A deputada eleita do LIVRE escolheu abster-se na votação pela condenação à agressão israelita a Gaza, o que levou a direção do partido a lançar um comunicado onde critica a própria Joacine Katar Moreira.

Será que este comunicado do LIVRE é considerado como um dos quatro tipos de discurso de ódio identificados por Joacine Katar Moreira?

Falta de bom senso

De uma forma geral, as pessoas sempre tiveram problemas em aceitar as opiniões diferentes das suas. Não é algo novo, sempre foi assim ao longo dos séculos. E o que acontece sempre? Ataca-se o individuo em vez de se tentar desmontar a sua ideia.

André Ventura é homem, branco e com ideais de extrema direita. Joacine Katar Moreira é mulher, negra e com ideais de extrema esquerda. Pouco os une a não ser o ódio que estão a gerar na sua direção. Apesar disso, a forma como está a ser direcionado é diferente.

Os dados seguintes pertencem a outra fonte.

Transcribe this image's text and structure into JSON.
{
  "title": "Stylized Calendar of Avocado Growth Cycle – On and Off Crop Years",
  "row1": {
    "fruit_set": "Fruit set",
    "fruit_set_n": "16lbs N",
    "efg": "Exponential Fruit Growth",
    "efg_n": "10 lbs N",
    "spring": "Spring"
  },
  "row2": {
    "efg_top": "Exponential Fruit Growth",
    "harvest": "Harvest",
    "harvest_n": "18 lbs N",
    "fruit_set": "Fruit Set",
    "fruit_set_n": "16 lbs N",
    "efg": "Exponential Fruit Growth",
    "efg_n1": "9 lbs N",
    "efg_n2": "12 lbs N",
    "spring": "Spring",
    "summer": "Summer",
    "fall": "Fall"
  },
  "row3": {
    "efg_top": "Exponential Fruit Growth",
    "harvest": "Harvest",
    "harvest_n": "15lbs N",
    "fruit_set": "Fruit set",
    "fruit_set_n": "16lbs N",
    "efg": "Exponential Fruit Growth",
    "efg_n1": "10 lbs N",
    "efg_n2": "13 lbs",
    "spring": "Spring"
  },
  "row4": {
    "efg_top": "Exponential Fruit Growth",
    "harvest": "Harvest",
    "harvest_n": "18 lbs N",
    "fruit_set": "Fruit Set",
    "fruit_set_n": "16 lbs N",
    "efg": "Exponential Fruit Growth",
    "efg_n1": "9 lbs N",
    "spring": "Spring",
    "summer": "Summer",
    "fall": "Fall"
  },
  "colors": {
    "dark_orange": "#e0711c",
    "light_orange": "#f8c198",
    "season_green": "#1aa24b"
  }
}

André Ventura é atacado como se as suas ideias não fossem legítimas. Legítimas não no sentido de serem corretas, mas no sentido de se poderem ter. É assumido como dogma que tem de assumir uma política de esquerda e que tudo o resto está errado e não é sequer discutível. Sendo assim, ataca-se o homem fazendo dele uma espécie de vítima.

No caso de Joacine Katar Moreira, o ataque é ainda mais absurdo. Eu confesso que a sua gaguez me faz rir, mas o problema não é dela, é meu. É o meu lado infantil a vir ao de cima. Daí a achar que ela não deve ocupar o lugar que legitimamente conquistou como deputada vai muito longe. Pior que isso são os ataques relacionados com a bandeira da Guiné-Bissau que apareceu na festa da sua eleição e que indiretamente estão relacionados com o facto de Joacine ter nascido lá. São comportamentos racistas e xenófobos mais preocupantes numa sociedade que se quer moderna.

Há tanto para concordar ou discordar das ideologias que cada um deles defende que não faz sentido fulanizar a discussão. Discutam as ideias. De preferência, com algum bom senso, por favor.